En una carrera dispar y frente a una elección con escándalos mediáticos, Brasil tiene a Bolsonaro como primer candidato con el 47,60% de los votos, mientras que Haddad, por detrás, llegaba al 27,24% con el 85,86% de los votos contados. Con estos resultados, quienes quedan afuera del balotaje son Ciro Gomes, con el 12,45% de los votos, Geraldo Alckmin (4,97%) y Joao Amoedo (2,72%).

El país más grande y más poblado de América Latina, fueron convocados a las urnas ayer para elegir al futuro presidente.

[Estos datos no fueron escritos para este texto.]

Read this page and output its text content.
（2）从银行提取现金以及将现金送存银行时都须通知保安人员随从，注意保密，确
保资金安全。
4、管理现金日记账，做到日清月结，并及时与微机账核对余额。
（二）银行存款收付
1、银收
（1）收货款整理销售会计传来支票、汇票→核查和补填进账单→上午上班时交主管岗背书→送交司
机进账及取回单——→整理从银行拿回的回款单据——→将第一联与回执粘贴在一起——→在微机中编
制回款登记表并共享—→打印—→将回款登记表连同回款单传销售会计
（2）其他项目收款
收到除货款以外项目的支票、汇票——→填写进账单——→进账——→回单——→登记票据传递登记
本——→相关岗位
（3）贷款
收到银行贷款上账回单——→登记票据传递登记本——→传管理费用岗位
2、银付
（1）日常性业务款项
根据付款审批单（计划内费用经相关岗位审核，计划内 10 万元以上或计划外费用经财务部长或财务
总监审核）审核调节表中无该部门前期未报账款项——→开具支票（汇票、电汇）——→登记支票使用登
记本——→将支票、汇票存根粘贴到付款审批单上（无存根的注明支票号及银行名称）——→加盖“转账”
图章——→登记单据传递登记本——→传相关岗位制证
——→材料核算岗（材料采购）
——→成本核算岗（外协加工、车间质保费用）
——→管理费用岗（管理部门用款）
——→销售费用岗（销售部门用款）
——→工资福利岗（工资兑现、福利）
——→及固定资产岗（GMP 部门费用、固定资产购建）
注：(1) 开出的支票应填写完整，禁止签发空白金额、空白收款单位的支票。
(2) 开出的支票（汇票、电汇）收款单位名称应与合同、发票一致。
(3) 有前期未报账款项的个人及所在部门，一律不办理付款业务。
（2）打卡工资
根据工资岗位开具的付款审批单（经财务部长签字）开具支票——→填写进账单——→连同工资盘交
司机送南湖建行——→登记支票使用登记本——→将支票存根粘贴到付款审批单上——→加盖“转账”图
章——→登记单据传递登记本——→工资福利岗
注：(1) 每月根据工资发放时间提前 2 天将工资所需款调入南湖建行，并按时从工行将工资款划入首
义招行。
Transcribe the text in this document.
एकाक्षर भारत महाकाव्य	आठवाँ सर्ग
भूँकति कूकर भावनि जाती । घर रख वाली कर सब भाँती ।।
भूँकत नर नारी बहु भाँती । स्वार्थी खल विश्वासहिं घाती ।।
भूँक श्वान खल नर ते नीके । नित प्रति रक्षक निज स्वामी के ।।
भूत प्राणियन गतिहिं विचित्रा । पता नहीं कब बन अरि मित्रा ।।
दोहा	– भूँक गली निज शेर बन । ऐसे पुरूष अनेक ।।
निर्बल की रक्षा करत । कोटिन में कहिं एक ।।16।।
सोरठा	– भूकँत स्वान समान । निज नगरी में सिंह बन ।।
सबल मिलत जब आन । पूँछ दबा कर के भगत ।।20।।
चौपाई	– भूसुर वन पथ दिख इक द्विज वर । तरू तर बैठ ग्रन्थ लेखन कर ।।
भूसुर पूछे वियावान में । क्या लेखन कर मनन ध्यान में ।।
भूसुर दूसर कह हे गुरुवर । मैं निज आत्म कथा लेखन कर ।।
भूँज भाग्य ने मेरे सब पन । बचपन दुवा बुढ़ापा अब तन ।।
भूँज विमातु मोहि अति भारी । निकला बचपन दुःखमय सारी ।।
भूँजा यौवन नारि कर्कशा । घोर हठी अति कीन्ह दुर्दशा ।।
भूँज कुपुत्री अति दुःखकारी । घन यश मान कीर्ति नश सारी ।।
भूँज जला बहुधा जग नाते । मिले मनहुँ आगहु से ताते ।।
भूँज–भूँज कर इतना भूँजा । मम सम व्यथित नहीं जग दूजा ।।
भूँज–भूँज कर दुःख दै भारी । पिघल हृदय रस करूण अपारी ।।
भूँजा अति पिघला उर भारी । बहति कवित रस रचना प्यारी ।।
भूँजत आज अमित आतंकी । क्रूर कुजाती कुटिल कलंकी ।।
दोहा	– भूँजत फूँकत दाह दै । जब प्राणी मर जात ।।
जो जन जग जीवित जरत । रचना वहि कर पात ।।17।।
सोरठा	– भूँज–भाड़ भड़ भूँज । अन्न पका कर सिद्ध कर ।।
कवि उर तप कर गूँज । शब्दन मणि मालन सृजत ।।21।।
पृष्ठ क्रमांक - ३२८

Los 147 millones de brasileños que componen el padrón electoral, concurrieron a votar tras varios años de inestabilidad económica y política, marcados por el impeachment de la ex presidente Dilma Rousseff en 2016 y la condena este año al ex presidente Lula da Silva a 12 años de prisión por corrupción.

En una histórica polarización, la competencia no tuvo listas que sedujeran a una gran mayoría. Expresiones de izquierda y de derecha marcaron las campañas.

Si bien a victoria de Bolsonaro ya había sido anticipada por numerosas encuestas, la segunda vuelta con Haddad se presenta con una tendencia menos clara.

Como en todo ballotaje, la vista a partir del lunes estará puesta en los candidatos que no llegaron a la segunda vuelta pero que se llevaron buena porción de votos del electorado. Tal es el caso de Ciro Gomes, que obtenía el 12,31% y posee cierta cercanía con Haddad, o Geraldo Alckmin, que logró el 4,84% de los votos y podría acercarse más, al menos en parte, a Bolsonaro.